This is a pure Python implementation of the Graham scan algorithm
Source: https://en.wikipedia.org/wiki/Graham_scan

For doctests run following command:
python3 -m doctest -v graham_scan.py
"""

from __future__ import annotations

from collections import deque
from enum import Enum
from math import atan2, degrees
from sys import maxsize


# traversal from the lowest and the most left point in anti-clockwise direction
# if direction gets right, the previous point is not the convex hull.
class Direction(Enum):
    left = 1
    straight = 2
    right = 3

    def __repr__(self):
        return f"{self.__class__.__name__}.{self.name}"


def angle_comparer(point: tuple[int, int], minx: int, miny: int) -> float:
    """Return the angle toward to point from (minx, miny)

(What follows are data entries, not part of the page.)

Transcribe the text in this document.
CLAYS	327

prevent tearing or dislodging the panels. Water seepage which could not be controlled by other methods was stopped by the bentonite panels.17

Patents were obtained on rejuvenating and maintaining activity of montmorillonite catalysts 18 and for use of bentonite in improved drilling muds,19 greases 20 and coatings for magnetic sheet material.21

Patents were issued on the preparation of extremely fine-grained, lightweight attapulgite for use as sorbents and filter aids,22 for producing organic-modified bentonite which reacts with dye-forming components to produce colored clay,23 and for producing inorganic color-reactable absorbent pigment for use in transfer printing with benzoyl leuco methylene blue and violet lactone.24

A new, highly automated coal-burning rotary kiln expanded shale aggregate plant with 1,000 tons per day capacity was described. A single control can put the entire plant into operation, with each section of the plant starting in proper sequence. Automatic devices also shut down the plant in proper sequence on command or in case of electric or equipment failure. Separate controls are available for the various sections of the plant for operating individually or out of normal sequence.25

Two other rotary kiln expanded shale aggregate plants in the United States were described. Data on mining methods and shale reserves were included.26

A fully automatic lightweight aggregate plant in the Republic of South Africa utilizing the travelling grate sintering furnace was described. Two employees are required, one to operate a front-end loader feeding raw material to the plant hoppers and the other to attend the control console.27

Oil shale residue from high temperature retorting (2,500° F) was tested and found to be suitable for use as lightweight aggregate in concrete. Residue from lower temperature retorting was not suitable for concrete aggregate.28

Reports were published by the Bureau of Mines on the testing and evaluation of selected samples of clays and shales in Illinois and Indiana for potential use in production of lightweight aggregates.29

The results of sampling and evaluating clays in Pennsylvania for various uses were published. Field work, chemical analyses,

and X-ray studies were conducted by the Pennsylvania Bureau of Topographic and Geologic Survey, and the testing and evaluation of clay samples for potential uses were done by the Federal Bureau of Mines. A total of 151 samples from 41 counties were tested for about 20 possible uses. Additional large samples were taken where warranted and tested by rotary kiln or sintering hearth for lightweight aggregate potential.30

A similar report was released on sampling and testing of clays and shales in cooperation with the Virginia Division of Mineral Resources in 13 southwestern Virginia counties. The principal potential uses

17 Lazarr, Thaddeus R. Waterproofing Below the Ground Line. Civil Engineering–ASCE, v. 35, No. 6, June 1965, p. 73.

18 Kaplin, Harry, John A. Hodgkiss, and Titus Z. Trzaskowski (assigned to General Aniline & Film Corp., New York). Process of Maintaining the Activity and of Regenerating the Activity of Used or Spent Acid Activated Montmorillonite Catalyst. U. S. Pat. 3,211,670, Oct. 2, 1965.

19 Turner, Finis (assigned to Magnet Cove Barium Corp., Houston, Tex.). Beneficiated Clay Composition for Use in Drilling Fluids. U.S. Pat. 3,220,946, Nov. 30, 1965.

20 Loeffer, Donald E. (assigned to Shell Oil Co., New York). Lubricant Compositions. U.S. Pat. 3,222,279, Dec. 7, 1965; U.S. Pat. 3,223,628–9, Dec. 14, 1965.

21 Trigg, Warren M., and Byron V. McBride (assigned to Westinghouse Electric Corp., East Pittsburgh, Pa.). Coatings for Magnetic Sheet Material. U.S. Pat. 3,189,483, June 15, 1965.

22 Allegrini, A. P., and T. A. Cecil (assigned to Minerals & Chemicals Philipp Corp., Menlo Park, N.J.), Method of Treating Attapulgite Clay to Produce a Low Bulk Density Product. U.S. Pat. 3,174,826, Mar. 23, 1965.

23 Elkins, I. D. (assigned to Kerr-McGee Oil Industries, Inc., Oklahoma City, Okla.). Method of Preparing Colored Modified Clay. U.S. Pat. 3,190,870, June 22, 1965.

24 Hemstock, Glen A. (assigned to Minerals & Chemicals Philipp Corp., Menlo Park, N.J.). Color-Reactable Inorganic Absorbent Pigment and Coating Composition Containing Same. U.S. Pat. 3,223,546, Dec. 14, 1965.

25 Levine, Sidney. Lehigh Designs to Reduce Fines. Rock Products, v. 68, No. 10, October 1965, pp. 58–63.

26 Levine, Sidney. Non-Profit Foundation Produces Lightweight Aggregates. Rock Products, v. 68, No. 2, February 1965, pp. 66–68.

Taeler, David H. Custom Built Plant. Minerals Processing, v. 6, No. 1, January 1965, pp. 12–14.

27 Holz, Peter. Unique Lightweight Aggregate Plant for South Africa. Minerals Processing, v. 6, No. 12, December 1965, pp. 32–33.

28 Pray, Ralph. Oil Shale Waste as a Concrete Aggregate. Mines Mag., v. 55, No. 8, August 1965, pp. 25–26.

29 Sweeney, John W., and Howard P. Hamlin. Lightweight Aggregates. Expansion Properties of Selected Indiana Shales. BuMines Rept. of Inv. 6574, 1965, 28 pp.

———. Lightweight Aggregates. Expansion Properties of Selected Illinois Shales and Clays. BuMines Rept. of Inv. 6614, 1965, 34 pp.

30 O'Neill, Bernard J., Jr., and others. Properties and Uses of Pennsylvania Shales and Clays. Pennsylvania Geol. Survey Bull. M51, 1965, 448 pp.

    :param point: The target point
           minx: The starting point's x
           miny: The starting point's y
    :return: the angle

    Examples:
    >>> angle_comparer((1,1), 0, 0)
    45.0

    >>> angle_comparer((100,1), 10, 10)
    -5.710593137499642

    >>> angle_comparer((5,5), 2, 3)
    33.690067525979785
    """
    # sort the points accorgind to the angle from the lowest and the most left point
    x, y = point
    return degrees(atan2(y - miny, x - minx))


def check_direction(
    starting: tuple[int, int], via: tuple[int, int], target: tuple[int, int]
) -> Direction:
    """Return the direction toward to the line from via to target from starting

    :param starting: The starting point
           via: The via point
           target: The target point
    :return: the Direction

    Examples:
    >>> check_direction((1,1), (2,2), (3,3))
    Direction.straight

    >>> check_direction((60,1), (-50,199), (30,2))
    Direction.left

    >>> check_direction((0,0), (5,5), (10,0))
    Direction.right
    """
    x0, y0 = starting
    x1, y1 = via
    x2, y2 = target
    via_angle = degrees(atan2(y1 - y0, x1 - x0))
    via_angle %= 360
    target_angle = degrees(atan2(y2 - y0, x2 - x0))
    target_angle %= 360
    # t-
    #  \ \
    #   \ v
    #    \|
    #     s
    # via_angle is always lower than target_angle, if direction is left.
    # If they are same, it means they are on a same line of convex hull.
    if target_angle > via_angle:
        return Direction.left
    elif target_angle == via_angle:
        return Direction.straight
    else:
        return Direction.right


def graham_scan(points: list[tuple[int, int]]) -> list[tuple[int, int]]:
    """Pure implementation of graham scan algorithm in Python

    :param points: The unique points on coordinates.
    :return: The points on convex hell.

    Examples:
    >>> graham_scan([(9, 6), (3, 1), (0, 0), (5, 5), (5, 2), (7, 0), (3, 3), (1, 4)])
    [(0, 0), (7, 0), (9, 6), (5, 5), (1, 4)]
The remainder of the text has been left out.